Build America Bond subsidy payment reduced by sequestration took center stage as several prominent Virginia issuers came together to discuss their bond financings with investors Friday.

Richmond-based investment firm Davenport & Company organized the first annual Virginia Investor Conference to bring together issuers and investors in a non-transaction setting, said Jamie Traudt, the company's senior vice president. Traudt said he hoped that by bringing together several large issuers, it would create a draw for investors and allow them the chance to have top issuer officials answer their questions.

"We wanted to create an opportunity," Traudt said.

Conference attendees used that chance to pepper the issuers with questions about the federal sequestration cuts that kicked in at the beginning of the month, including the effect of BAB subsidy payments being reduced.

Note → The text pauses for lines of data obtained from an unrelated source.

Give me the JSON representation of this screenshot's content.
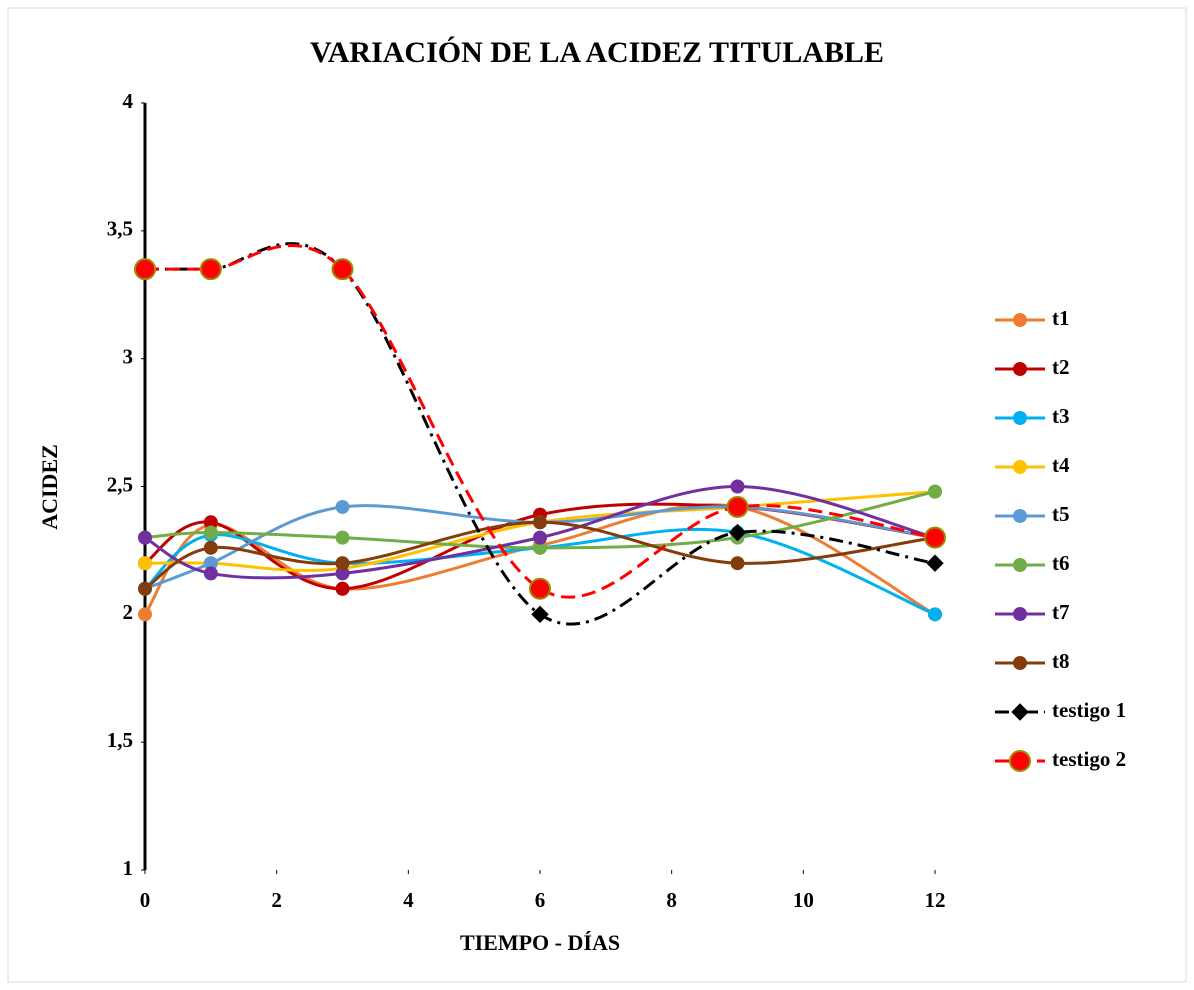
{
  "chart_data": {
    "type": "line",
    "title": "VARIACIÓN DE LA ACIDEZ TITULABLE",
    "xlabel": "TIEMPO - DÍAS",
    "ylabel": "ACIDEZ",
    "x": [
      0,
      1,
      3,
      6,
      9,
      12
    ],
    "xlim": [
      0,
      12
    ],
    "xticks": [
      0,
      2,
      4,
      6,
      8,
      10,
      12
    ],
    "ylim": [
      1,
      4
    ],
    "yticks": [
      1,
      {
        "value": 1.5,
        "label": "1,5"
      },
      2,
      {
        "value": 2.5,
        "label": "2,5"
      },
      3,
      {
        "value": 3.5,
        "label": "3,5"
      },
      4
    ],
    "smooth": true,
    "legend": "right",
    "series": [
      {
        "name": "t1",
        "color": "#ED7D31",
        "marker": "circle",
        "dash": "solid",
        "values": [
          2.0,
          2.35,
          2.1,
          2.27,
          2.42,
          2.0
        ]
      },
      {
        "name": "t2",
        "color": "#C00000",
        "marker": "circle",
        "dash": "solid",
        "values": [
          2.2,
          2.36,
          2.1,
          2.39,
          2.42,
          2.3
        ]
      },
      {
        "name": "t3",
        "color": "#00B0F0",
        "marker": "circle",
        "dash": "solid",
        "values": [
          2.1,
          2.31,
          2.2,
          2.26,
          2.32,
          2.0
        ]
      },
      {
        "name": "t4",
        "color": "#FFC000",
        "marker": "circle",
        "dash": "solid",
        "values": [
          2.2,
          2.2,
          2.18,
          2.36,
          2.42,
          2.48
        ]
      },
      {
        "name": "t5",
        "color": "#5B9BD5",
        "marker": "circle",
        "dash": "solid",
        "values": [
          2.1,
          2.2,
          2.42,
          2.36,
          2.42,
          2.3
        ]
      },
      {
        "name": "t6",
        "color": "#70AD47",
        "marker": "circle",
        "dash": "solid",
        "values": [
          2.3,
          2.32,
          2.3,
          2.26,
          2.3,
          2.48
        ]
      },
      {
        "name": "t7",
        "color": "#7030A0",
        "marker": "circle",
        "dash": "solid",
        "values": [
          2.3,
          2.16,
          2.16,
          2.3,
          2.5,
          2.3
        ]
      },
      {
        "name": "t8",
        "color": "#843C0C",
        "marker": "circle",
        "dash": "solid",
        "values": [
          2.1,
          2.26,
          2.2,
          2.36,
          2.2,
          2.3
        ]
      },
      {
        "name": "testigo 1",
        "color": "#000000",
        "marker": "diamond",
        "dash": "dashdot",
        "values": [
          3.35,
          3.35,
          3.35,
          2.0,
          2.32,
          2.2
        ]
      },
      {
        "name": "testigo 2",
        "color": "#FF0000",
        "marker": "circle",
        "marker_edge": "#9C8B00",
        "dash": "dash",
        "values": [
          3.35,
          3.35,
          3.35,
          2.1,
          2.42,
          2.3
        ]
      }
    ]
  }
}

Although none of the issuers thought the potential 8.7% reduction of those subsidy payments would be a significant blow, they did express disappointment and said they are exploring the possible ramifications.

"We have Build America Bonds," Metropolitan Washington Airports Authority chief financial officer Andy Rountree said when asked about sequestration. "We're concerned about cuts as they would impact the subsidies of Build America Bonds."

Rountree said he estimates that MWAA, which operates Reagan National Airport and Dulles International Airport in Virginia as well as the Dulles Toll Road and issued $550 million of BABs, would take a $600,000 hit in subsidy payments each year under the sequester.

"That's not a huge deal in the grand scheme of our debt service," Rountree said. "We have planned and budgeted. But we wish that we wouldn't have to do that and ultimately that's going to fall to the toll road payers."

That road has already created controversy by using tolls to back the debt financing of a roughly $5 billion extension of the Washington Metrotrail system to the Dulles airport. Opponents of the financing plan have argued that using tolls to fund the train amounts to an unconstitutional tax. Two North Virginians have filed a suit against MWAA arguing that point, but two federal courts have so far declined to intervene.

Suzanne Long, executive director of the Virginia Resources Authority, puts together pooled financing deals for groups of smaller issuers in the commonwealth. Long said the VRA has been communicating with those local borrowers to let them know about the impact of the sequester, but that it was understood from the beginning that the debt ultimately belonged to them. She added that those smaller issuers will be cushioned because the nature of the pool deals mean no one borrower will take a huge hit.

"We will see an impact there, Long said. "The dollar amounts are not that large."

Manju Ganeriwala, Virginia's Treasurer, said the triple-A rated commonwealth's robust economy and its highly-educated workforce would keep it going strong despite the slow national economic recovery and unpredictable federal policies that leave her feeling "bounced around like a beach ball."

"Uncertainty has become the new norm for us," she told conference attendees.

Ganeriwala added that Virginia has the benefit of not relying on short-term borrowing for operational expenses the way some states do, using cash reserves instead. Strategies for dealing with continued federal uncertainty include shoring up those reserves as well as diversifying the economy by encouraging more varied industry to set up shop in Virginia, she said. The continuing resolution that Congress approved Thursday and President Obama is expected to sign before Wednesday to keep the U.S. government funded through the rest of fiscal year 2013, she said, also will give the Department of Defense more flexibility in implementing cuts, a boon to the thousands of DOD workers in Virginia.

"That flexibility will help Virginia," said Ganeriwala.

Davenport & Company is hoping to repeat the conference next year, with different issuers and presenters, Traudt said.